Flaxjack raspberry cranachan, with whisky and oats and flax. Gluten-free, low sugar
Flaxjack Raspberry Cranachan, with Whisky and Oats and Linseed. Gluten-free, Low Sugar

The Healthier more delicious cream

I have to give all credit to the late Dr Johanna Budwig for the delicious “Budwig Cream” which is simply Quark or Fat-Free strained Greek Yoghurt such as Total blended with Flax Farm Linseed oil, adding a few drops of Vanilla Extract and maybe a little Stevia depending on your palate.  Budwig Cream is high in Protein, free of Saturated Fat and rich in Omega-3 (which is made more absorbable by the dairy protein) and makes this a great healthier alternative – I prefer it to Cream for flavour .

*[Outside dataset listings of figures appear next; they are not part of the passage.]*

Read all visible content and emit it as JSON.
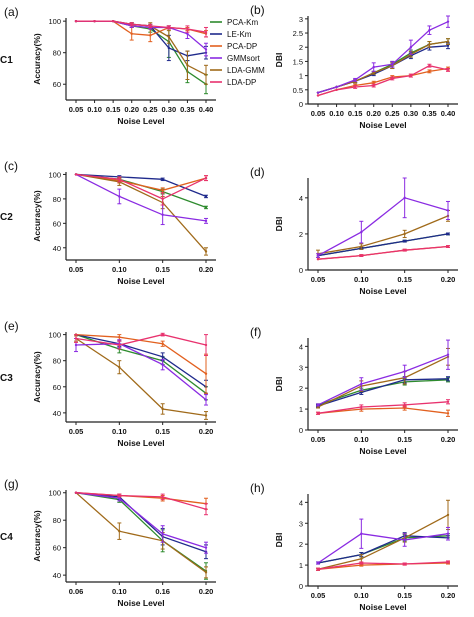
{
  "figure": {
    "row_labels": [
      "C1",
      "C2",
      "C3",
      "C4"
    ],
    "legend": [
      {
        "name": "PCA-Km",
        "color": "#2e8b2e"
      },
      {
        "name": "LE-Km",
        "color": "#1f2a8c"
      },
      {
        "name": "PCA-DP",
        "color": "#e2601f"
      },
      {
        "name": "GMMsort",
        "color": "#8a2be2"
      },
      {
        "name": "LDA-GMM",
        "color": "#a06a1a"
      },
      {
        "name": "LDA-DP",
        "color": "#e8326e"
      }
    ]
  },
  "chart_data": [
    {
      "panel": "(a)",
      "type": "line",
      "xlabel": "Noise Level",
      "ylabel": "Accuracy(%)",
      "x": [
        0.05,
        0.1,
        0.15,
        0.2,
        0.25,
        0.3,
        0.35,
        0.4
      ],
      "xticks": [
        "0.05",
        "0.10",
        "0.15",
        "0.20",
        "0.25",
        "0.30",
        "0.35",
        "0.40"
      ],
      "ylim": [
        50,
        102
      ],
      "yticks": [
        60,
        80,
        100
      ],
      "series": [
        {
          "name": "PCA-Km",
          "values": [
            100,
            100,
            100,
            97,
            95,
            87,
            68,
            60
          ],
          "err": [
            0,
            0,
            0,
            1,
            2,
            10,
            7,
            6
          ]
        },
        {
          "name": "LE-Km",
          "values": [
            100,
            100,
            100,
            98,
            97,
            83,
            78,
            80
          ],
          "err": [
            0,
            0,
            0,
            1,
            1,
            8,
            3,
            4
          ]
        },
        {
          "name": "PCA-DP",
          "values": [
            100,
            100,
            100,
            92,
            91,
            96,
            95,
            92
          ],
          "err": [
            0,
            0,
            0,
            4,
            4,
            1,
            1,
            2
          ]
        },
        {
          "name": "GMMsort",
          "values": [
            100,
            100,
            100,
            97,
            96,
            96,
            92,
            82
          ],
          "err": [
            0,
            0,
            0,
            1,
            1,
            1,
            3,
            4
          ]
        },
        {
          "name": "LDA-GMM",
          "values": [
            100,
            100,
            100,
            98,
            97,
            90,
            72,
            66
          ],
          "err": [
            0,
            0,
            0,
            1,
            2,
            4,
            9,
            6
          ]
        },
        {
          "name": "LDA-DP",
          "values": [
            100,
            100,
            100,
            98,
            97,
            96,
            95,
            93
          ],
          "err": [
            0,
            0,
            0,
            1,
            1,
            1,
            2,
            3
          ]
        }
      ]
    },
    {
      "panel": "(b)",
      "type": "line",
      "xlabel": "Noise Level",
      "ylabel": "DBI",
      "x": [
        0.05,
        0.1,
        0.15,
        0.2,
        0.25,
        0.3,
        0.35,
        0.4
      ],
      "xticks": [
        "0.05",
        "0.10",
        "0.15",
        "0.20",
        "0.25",
        "0.30",
        "0.35",
        "0.40"
      ],
      "ylim": [
        0,
        3.1
      ],
      "yticks": [
        0,
        0.5,
        1.0,
        1.5,
        2.0,
        2.5,
        3.0
      ],
      "series": [
        {
          "name": "PCA-Km",
          "values": [
            0.4,
            0.6,
            0.8,
            1.1,
            1.4,
            1.8,
            2.1,
            2.2
          ],
          "err": [
            0,
            0,
            0.05,
            0.05,
            0.1,
            0.1,
            0.1,
            0.1
          ]
        },
        {
          "name": "LE-Km",
          "values": [
            0.4,
            0.6,
            0.8,
            1.05,
            1.35,
            1.7,
            2.0,
            2.05
          ],
          "err": [
            0,
            0,
            0.05,
            0.05,
            0.1,
            0.1,
            0.1,
            0.1
          ]
        },
        {
          "name": "PCA-DP",
          "values": [
            0.3,
            0.5,
            0.65,
            0.75,
            0.95,
            1.0,
            1.15,
            1.25
          ],
          "err": [
            0,
            0,
            0.05,
            0.05,
            0.05,
            0.05,
            0.05,
            0.05
          ]
        },
        {
          "name": "GMMsort",
          "values": [
            0.4,
            0.6,
            0.85,
            1.3,
            1.4,
            2.0,
            2.6,
            2.9
          ],
          "err": [
            0,
            0,
            0.05,
            0.15,
            0.1,
            0.25,
            0.15,
            0.2
          ]
        },
        {
          "name": "LDA-GMM",
          "values": [
            0.4,
            0.6,
            0.8,
            1.1,
            1.35,
            1.75,
            2.1,
            2.2
          ],
          "err": [
            0,
            0,
            0.05,
            0.05,
            0.1,
            0.1,
            0.1,
            0.1
          ]
        },
        {
          "name": "LDA-DP",
          "values": [
            0.3,
            0.5,
            0.6,
            0.65,
            0.9,
            1.0,
            1.35,
            1.2
          ],
          "err": [
            0,
            0,
            0.05,
            0.05,
            0.05,
            0.05,
            0.05,
            0.05
          ]
        }
      ]
    },
    {
      "panel": "(c)",
      "type": "line",
      "xlabel": "Noise Level",
      "ylabel": "Accuracy(%)",
      "x": [
        0.05,
        0.1,
        0.15,
        0.2
      ],
      "xticks": [
        "0.05",
        "0.10",
        "0.15",
        "0.20"
      ],
      "ylim": [
        30,
        102
      ],
      "yticks": [
        40,
        60,
        80,
        100
      ],
      "series": [
        {
          "name": "PCA-Km",
          "values": [
            100,
            96,
            86,
            73
          ],
          "err": [
            0,
            1,
            2,
            1
          ]
        },
        {
          "name": "LE-Km",
          "values": [
            100,
            98,
            96,
            82
          ],
          "err": [
            0,
            1,
            1,
            1
          ]
        },
        {
          "name": "PCA-DP",
          "values": [
            100,
            95,
            87,
            97
          ],
          "err": [
            0,
            2,
            2,
            2
          ]
        },
        {
          "name": "GMMsort",
          "values": [
            100,
            82,
            67,
            62
          ],
          "err": [
            0,
            6,
            8,
            2
          ]
        },
        {
          "name": "LDA-GMM",
          "values": [
            100,
            94,
            77,
            37
          ],
          "err": [
            0,
            3,
            5,
            3
          ]
        },
        {
          "name": "LDA-DP",
          "values": [
            100,
            96,
            80,
            97
          ],
          "err": [
            0,
            2,
            5,
            2
          ]
        }
      ]
    },
    {
      "panel": "(d)",
      "type": "line",
      "xlabel": "Noise Level",
      "ylabel": "DBI",
      "x": [
        0.05,
        0.1,
        0.15,
        0.2
      ],
      "xticks": [
        "0.05",
        "0.10",
        "0.15",
        "0.20"
      ],
      "ylim": [
        0,
        5.1
      ],
      "yticks": [
        0,
        2.0,
        4.0
      ],
      "series": [
        {
          "name": "PCA-Km",
          "values": [
            0.8,
            1.2,
            1.6,
            2.0
          ],
          "err": [
            0,
            0.05,
            0.05,
            0.05
          ]
        },
        {
          "name": "LE-Km",
          "values": [
            0.8,
            1.2,
            1.6,
            2.0
          ],
          "err": [
            0,
            0.05,
            0.05,
            0.05
          ]
        },
        {
          "name": "PCA-DP",
          "values": [
            0.6,
            0.8,
            1.1,
            1.3
          ],
          "err": [
            0,
            0.05,
            0.05,
            0.05
          ]
        },
        {
          "name": "GMMsort",
          "values": [
            0.8,
            2.1,
            4.0,
            3.3
          ],
          "err": [
            0.1,
            0.6,
            1.1,
            0.5
          ]
        },
        {
          "name": "LDA-GMM",
          "values": [
            0.9,
            1.3,
            2.0,
            3.0
          ],
          "err": [
            0.2,
            0.15,
            0.2,
            0.3
          ]
        },
        {
          "name": "LDA-DP",
          "values": [
            0.6,
            0.8,
            1.1,
            1.3
          ],
          "err": [
            0,
            0.05,
            0.05,
            0.05
          ]
        }
      ]
    },
    {
      "panel": "(e)",
      "type": "line",
      "xlabel": "Noise Level",
      "ylabel": "Accuracy(%)",
      "x": [
        0.05,
        0.1,
        0.15,
        0.2
      ],
      "xticks": [
        "0.05",
        "0.10",
        "0.15",
        "0.20"
      ],
      "ylim": [
        33,
        102
      ],
      "yticks": [
        40,
        60,
        80,
        100
      ],
      "series": [
        {
          "name": "PCA-Km",
          "values": [
            100,
            89,
            80,
            55
          ],
          "err": [
            0,
            3,
            3,
            5
          ]
        },
        {
          "name": "LE-Km",
          "values": [
            100,
            93,
            83,
            60
          ],
          "err": [
            0,
            2,
            3,
            5
          ]
        },
        {
          "name": "PCA-DP",
          "values": [
            100,
            98,
            93,
            70
          ],
          "err": [
            0,
            2,
            2,
            15
          ]
        },
        {
          "name": "GMMsort",
          "values": [
            92,
            93,
            77,
            50
          ],
          "err": [
            5,
            3,
            4,
            4
          ]
        },
        {
          "name": "LDA-GMM",
          "values": [
            97,
            75,
            43,
            38
          ],
          "err": [
            2,
            5,
            4,
            3
          ]
        },
        {
          "name": "LDA-DP",
          "values": [
            97,
            92,
            100,
            92
          ],
          "err": [
            3,
            3,
            1,
            8
          ]
        }
      ]
    },
    {
      "panel": "(f)",
      "type": "line",
      "xlabel": "Noise Level",
      "ylabel": "DBI",
      "x": [
        0.05,
        0.1,
        0.15,
        0.2
      ],
      "xticks": [
        "0.05",
        "0.10",
        "0.15",
        "0.20"
      ],
      "ylim": [
        0,
        4.4
      ],
      "yticks": [
        0.0,
        1.0,
        2.0,
        3.0,
        4.0
      ],
      "series": [
        {
          "name": "PCA-Km",
          "values": [
            1.2,
            1.9,
            2.3,
            2.4
          ],
          "err": [
            0.05,
            0.1,
            0.15,
            0.1
          ]
        },
        {
          "name": "LE-Km",
          "values": [
            1.15,
            1.8,
            2.4,
            2.45
          ],
          "err": [
            0.05,
            0.1,
            0.15,
            0.1
          ]
        },
        {
          "name": "PCA-DP",
          "values": [
            0.8,
            1.0,
            1.05,
            0.8
          ],
          "err": [
            0.05,
            0.1,
            0.1,
            0.15
          ]
        },
        {
          "name": "GMMsort",
          "values": [
            1.2,
            2.2,
            2.8,
            3.6
          ],
          "err": [
            0.05,
            0.3,
            0.3,
            0.7
          ]
        },
        {
          "name": "LDA-GMM",
          "values": [
            1.1,
            2.1,
            2.5,
            3.5
          ],
          "err": [
            0.05,
            0.25,
            0.3,
            0.4
          ]
        },
        {
          "name": "LDA-DP",
          "values": [
            0.8,
            1.1,
            1.2,
            1.35
          ],
          "err": [
            0.05,
            0.1,
            0.1,
            0.1
          ]
        }
      ]
    },
    {
      "panel": "(g)",
      "type": "line",
      "xlabel": "Noise Level",
      "ylabel": "Accuracy(%)",
      "x": [
        0.06,
        0.1,
        0.16,
        0.2
      ],
      "xticks": [
        "0.06",
        "0.10",
        "0.16",
        "0.20"
      ],
      "ylim": [
        35,
        102
      ],
      "yticks": [
        40,
        60,
        80,
        100
      ],
      "series": [
        {
          "name": "PCA-Km",
          "values": [
            100,
            95,
            65,
            43
          ],
          "err": [
            0,
            2,
            8,
            6
          ]
        },
        {
          "name": "LE-Km",
          "values": [
            100,
            97,
            68,
            57
          ],
          "err": [
            0,
            2,
            6,
            5
          ]
        },
        {
          "name": "PCA-DP",
          "values": [
            100,
            98,
            96,
            92
          ],
          "err": [
            0,
            1,
            2,
            4
          ]
        },
        {
          "name": "GMMsort",
          "values": [
            100,
            96,
            70,
            60
          ],
          "err": [
            0,
            2,
            6,
            4
          ]
        },
        {
          "name": "LDA-GMM",
          "values": [
            100,
            72,
            65,
            42
          ],
          "err": [
            0,
            6,
            6,
            4
          ]
        },
        {
          "name": "LDA-DP",
          "values": [
            100,
            98,
            97,
            88
          ],
          "err": [
            0,
            1,
            2,
            4
          ]
        }
      ]
    },
    {
      "panel": "(h)",
      "type": "line",
      "xlabel": "Noise Level",
      "ylabel": "DBI",
      "x": [
        0.05,
        0.1,
        0.15,
        0.2
      ],
      "xticks": [
        "0.05",
        "0.10",
        "0.15",
        "0.20"
      ],
      "ylim": [
        0,
        4.4
      ],
      "yticks": [
        0.0,
        1.0,
        2.0,
        3.0,
        4.0
      ],
      "series": [
        {
          "name": "PCA-Km",
          "values": [
            1.1,
            1.5,
            2.3,
            2.4
          ],
          "err": [
            0.05,
            0.1,
            0.15,
            0.1
          ]
        },
        {
          "name": "LE-Km",
          "values": [
            1.1,
            1.5,
            2.4,
            2.3
          ],
          "err": [
            0.05,
            0.1,
            0.15,
            0.1
          ]
        },
        {
          "name": "PCA-DP",
          "values": [
            0.8,
            1.0,
            1.05,
            1.1
          ],
          "err": [
            0.05,
            0.05,
            0.05,
            0.05
          ]
        },
        {
          "name": "GMMsort",
          "values": [
            1.1,
            2.5,
            2.2,
            2.5
          ],
          "err": [
            0.05,
            0.7,
            0.3,
            0.3
          ]
        },
        {
          "name": "LDA-GMM",
          "values": [
            0.8,
            1.3,
            2.3,
            3.4
          ],
          "err": [
            0.05,
            0.2,
            0.2,
            0.7
          ]
        },
        {
          "name": "LDA-DP",
          "values": [
            0.8,
            1.1,
            1.05,
            1.15
          ],
          "err": [
            0.05,
            0.05,
            0.05,
            0.05
          ]
        }
      ]
    }
  ]
}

  • 4 x Golden Vanilla Flaxjacks (Works great with several other flavours of Flaxjack)
  • 400 ml of double cream (Or b;end 320g quark or strained fat-free Greek yoghurt with 65g Flax Farm Cold-pressed linseed (flax seed) oil)
  • 52 ml of Whiskey
  • 3 tablespoons of Honey (Traditionally heather honey but any good honey works)
  • 275 grams of Raspberries


  1. Crumble half the Flaxjacks in food processor and whiz to crumbs – or roughly chop into small pieces with a knife.
  2. Mix cream (or Budwig cream) with Whisky and Honey.
  3. Mash half the Raspberries with a fork.
  4. Take four small glasses (if you don’t have any suitable glasses just make it in a pretty bowl a bit like a trifle.Layer the ingredients starting with whole and mashed Raspberries, then some crumbled Flaxjacks, followed by Cream and Whisky mix, then repeat layers and finish with a topping of Flaxjack and whole Raspberries.Cut the remaining Flaxjacks into four halves and serve
    Can be eaten immediately or leave a few hours for the raspberries to soak into the Flaxjacks. Can be stored up to 24 hours stored in the fridge.